There’s something appropriate about how it took a song about numbers to make Kraftwerk dance. Their percussionist, Karl Bartos, was classically trained and some critics have suggested that his conservatoire-level studying of instruments like marimba and xylophone provided a perversely good training ground for the machine-logic of early 80s rhythm sequencers.
It is rhythm that frees these pieces from conceptualism. In Bartos’ too-clever percussive patterns he tastes the transcendence of what dance music could offer to epicurean minds. Minds that weren’t thinking anymore about what computers mean, or anything. Minds that are just coordinators of electrical impulses that keep the body regions jerking in time to the sensation it has found.
In Numbers, a simple five-note drum sequence is sprinkled with micro-beats – tiny winged-things – that flutter around an elastic, pinging flange on the snare and bass drums, which in turn forms a kind of implied bassline. Full of hallucinated not-there moments while still crammed with architectural detail, the piece gives the impression that it is fluctuating constantly while remaining mathematically and reassuringly precise – a weird rhythmic attribute that wouldn’t achieve genre-form until the turn of the millennium and microhouse.
However, Kraftwerk would only release one more studio album, before transforming into a kind of self-repairing museum exhibit. But the musicians they had inspired were only just getting started.
These days group founder Ralf Hutter talks earnestly of a “spiritual connection” the Dusseldorf group had with Detroit, and fondly remembers being taken clubbing there by Juan Atkins and Derrick May. It’s a sweet acknowledgement of a sort of symbolic passing of the torch.
The electro fad that encompassed Planet Rock, Cybotron and Computer World was a short-lived musical moment, but it provided a template for electronic dancing music, and its twin child genres, techno and house, dominate dance music to this day.
Spotify playlist: early techno
Techno was a pure refinement of electro’s science fiction leanings and post-human surrender to quantised machine rhythms, while house gleefully shed that stiffness for a soulful bounce and party-appropriate funkiness.
Of the two, techno had the longer and slightly more painful gestation. Its first single may or not be ShareVari – a comic send-up of early 80s Detroit scenesters that, in its instrumental version, formed a brilliant, bluntly aggressive dance track. The single was credited to ‘A Number of Names’ by the Detroit DJ The Electrifying Mojo, as its authors hadn’t thought to present the track with any identifying information.
A Number Of Names – Sharevari (Instrumental)
The Detroit Metro Times commented of ShareVari that it sounds like multiple records being mixed, suggesting that it was Detroit’s first record to respond to what the DJ added to the music.
Juan Atkins firmly denies that ShareVari came out before his own Alleys of Your Mind, and alleges that A Number of Names didn’t release their track for another year, sneakily adding ‘1981’ to the label in order to snatch some retrospective credit for Cybotron’s new sound.
Whatever, this music was now altering its composition to respond to changes in how that music was being disseminated and enjoyed. In a new feedback loop that featured the club, the DJ and the producer in some eternal ouroboric three-way, the way music was structured was now being informed by how people wanted to dance to it.

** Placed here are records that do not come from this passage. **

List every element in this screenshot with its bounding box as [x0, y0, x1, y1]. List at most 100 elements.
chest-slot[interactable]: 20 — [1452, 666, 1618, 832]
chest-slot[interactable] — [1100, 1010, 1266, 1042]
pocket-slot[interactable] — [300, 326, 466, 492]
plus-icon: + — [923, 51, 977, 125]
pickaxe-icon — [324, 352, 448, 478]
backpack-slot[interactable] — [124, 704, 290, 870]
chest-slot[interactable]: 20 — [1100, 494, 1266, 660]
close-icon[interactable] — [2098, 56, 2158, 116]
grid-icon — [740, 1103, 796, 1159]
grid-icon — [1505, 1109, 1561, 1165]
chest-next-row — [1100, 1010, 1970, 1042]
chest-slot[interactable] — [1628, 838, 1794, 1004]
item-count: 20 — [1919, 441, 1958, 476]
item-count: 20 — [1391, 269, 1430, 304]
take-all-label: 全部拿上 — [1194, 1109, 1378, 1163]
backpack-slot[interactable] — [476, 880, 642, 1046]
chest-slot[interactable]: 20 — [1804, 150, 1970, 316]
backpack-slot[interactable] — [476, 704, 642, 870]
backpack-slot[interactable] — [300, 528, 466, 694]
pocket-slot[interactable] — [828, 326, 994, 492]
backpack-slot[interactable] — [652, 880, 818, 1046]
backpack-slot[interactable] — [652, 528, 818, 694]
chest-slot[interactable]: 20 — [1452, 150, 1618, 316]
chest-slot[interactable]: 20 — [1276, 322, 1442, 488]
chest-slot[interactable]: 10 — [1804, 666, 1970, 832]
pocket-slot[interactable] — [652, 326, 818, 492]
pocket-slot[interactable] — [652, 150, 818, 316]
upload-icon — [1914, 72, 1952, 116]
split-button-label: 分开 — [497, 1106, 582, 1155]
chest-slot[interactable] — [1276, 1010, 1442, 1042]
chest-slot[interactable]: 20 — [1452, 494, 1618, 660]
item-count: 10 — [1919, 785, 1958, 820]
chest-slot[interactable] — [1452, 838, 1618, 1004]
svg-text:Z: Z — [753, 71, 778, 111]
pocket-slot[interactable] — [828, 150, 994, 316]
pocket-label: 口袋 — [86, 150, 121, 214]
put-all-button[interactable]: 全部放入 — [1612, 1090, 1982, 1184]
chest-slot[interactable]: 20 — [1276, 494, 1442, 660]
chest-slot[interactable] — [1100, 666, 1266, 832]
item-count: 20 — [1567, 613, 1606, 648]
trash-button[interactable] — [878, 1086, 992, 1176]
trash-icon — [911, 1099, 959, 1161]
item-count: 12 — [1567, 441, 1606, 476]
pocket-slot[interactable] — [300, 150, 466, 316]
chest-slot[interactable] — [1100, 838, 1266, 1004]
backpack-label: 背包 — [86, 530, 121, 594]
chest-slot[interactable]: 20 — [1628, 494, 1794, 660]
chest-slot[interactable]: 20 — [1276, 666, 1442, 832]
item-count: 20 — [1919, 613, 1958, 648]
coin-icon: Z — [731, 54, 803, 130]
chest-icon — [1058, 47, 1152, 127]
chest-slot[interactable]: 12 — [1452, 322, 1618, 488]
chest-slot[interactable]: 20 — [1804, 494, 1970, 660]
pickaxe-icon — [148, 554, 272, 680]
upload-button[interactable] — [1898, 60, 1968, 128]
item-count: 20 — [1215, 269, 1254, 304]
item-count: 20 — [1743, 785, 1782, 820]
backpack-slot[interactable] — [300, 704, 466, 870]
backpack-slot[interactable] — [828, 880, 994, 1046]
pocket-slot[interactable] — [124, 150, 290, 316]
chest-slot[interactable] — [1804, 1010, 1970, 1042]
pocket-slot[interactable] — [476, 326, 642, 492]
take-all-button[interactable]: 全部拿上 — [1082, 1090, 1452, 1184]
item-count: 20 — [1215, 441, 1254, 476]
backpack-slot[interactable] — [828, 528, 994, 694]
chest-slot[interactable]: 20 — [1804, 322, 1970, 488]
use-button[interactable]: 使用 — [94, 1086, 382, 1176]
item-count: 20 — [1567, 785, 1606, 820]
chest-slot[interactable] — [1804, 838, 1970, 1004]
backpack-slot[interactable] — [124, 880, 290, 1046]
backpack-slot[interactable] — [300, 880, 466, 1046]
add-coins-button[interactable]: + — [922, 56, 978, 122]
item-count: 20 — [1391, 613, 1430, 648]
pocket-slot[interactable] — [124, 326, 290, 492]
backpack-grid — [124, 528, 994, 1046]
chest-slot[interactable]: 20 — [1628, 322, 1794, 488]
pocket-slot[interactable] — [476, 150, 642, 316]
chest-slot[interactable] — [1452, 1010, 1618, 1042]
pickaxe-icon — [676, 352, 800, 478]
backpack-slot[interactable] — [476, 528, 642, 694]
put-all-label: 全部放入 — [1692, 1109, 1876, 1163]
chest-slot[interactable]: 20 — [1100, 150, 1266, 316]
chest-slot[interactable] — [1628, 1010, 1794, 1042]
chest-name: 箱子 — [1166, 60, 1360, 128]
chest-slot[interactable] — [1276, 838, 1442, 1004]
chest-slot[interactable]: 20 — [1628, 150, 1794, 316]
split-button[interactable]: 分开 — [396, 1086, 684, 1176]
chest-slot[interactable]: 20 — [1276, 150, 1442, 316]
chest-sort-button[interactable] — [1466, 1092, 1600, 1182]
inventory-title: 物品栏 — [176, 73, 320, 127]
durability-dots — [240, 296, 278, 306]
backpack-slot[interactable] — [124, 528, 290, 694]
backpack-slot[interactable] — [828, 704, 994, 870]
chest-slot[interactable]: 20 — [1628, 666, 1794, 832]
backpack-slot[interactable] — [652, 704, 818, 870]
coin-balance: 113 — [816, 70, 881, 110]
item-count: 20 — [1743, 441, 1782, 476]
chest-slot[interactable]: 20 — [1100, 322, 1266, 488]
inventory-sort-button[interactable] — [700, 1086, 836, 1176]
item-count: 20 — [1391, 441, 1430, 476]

So, Shari Vari might be the first techno single, but between its release and 1987 there was only one person in the world making techno music, and that person was Juan Atkins.
By the middle of the decade, Atkins had retired Cybotron and devoted himself single-mindedly to the pursuit of a melodic but technology-driven music made for clubs. Released under the name Model 500, his classic singles during this period are the very foundation of techno.